The other two cofounders, Abhishek Choudhary and Anuraag Gutgutia, worked together with Nikung at EntHire before its acquisition. All three of them possess an ideal mix of technical and entrepreneurial skills. The rest of the team consists of world-class engineers from leading companies, including Gojek, PostMan, and Amazon AWS.
Team has seen and built ML infra at top tech companies
Disclaimers
In addition to the carried interest Republic Deal Room Advisor LLC is entitled to for the syndicated investments it organizes, certain principals of Republic Deal Room Advisor LLC may have a personal interests in these investments, as disclosed below. When making an investment decision please review any applicable disclosures as they represent pre-existing financial interests held by those principals of Republic Deal Room Advisor LLC.

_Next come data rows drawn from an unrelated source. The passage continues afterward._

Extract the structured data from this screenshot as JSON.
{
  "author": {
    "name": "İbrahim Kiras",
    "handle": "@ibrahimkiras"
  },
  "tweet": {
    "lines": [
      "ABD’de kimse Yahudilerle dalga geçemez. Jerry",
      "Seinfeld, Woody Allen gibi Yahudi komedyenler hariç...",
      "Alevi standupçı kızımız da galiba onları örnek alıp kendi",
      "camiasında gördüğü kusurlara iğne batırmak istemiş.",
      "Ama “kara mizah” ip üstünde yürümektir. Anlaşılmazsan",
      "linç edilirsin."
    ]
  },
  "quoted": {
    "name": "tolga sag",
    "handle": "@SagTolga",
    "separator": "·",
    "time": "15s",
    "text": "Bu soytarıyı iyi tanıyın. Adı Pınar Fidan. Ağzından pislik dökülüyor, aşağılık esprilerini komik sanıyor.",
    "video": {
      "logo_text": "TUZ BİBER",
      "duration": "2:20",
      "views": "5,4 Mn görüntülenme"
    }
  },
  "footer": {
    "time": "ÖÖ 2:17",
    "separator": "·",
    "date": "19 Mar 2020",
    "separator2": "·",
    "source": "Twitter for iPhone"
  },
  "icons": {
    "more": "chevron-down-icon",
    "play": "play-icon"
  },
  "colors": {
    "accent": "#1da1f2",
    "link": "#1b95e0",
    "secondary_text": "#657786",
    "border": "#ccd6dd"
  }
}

We do not represent that the information contained herein is accurate or complete, and it should not be relied upon as such. Opinions expressed herein are subject to change without notice. Certain information contained herein (including any forward-looking statements and economic and market information) has been obtained from and/or prepared by TrueFoundry or other third-party sources and in certain cases has not been updated through the date hereof. While such sources are believed to be reliable, Republic Deal Room Advisor LLC does not assume any responsibility for the accuracy or completeness of such information. Republic Deal Room Advisor LLC does not undertake any obligation to update the information contained herein as of any future date.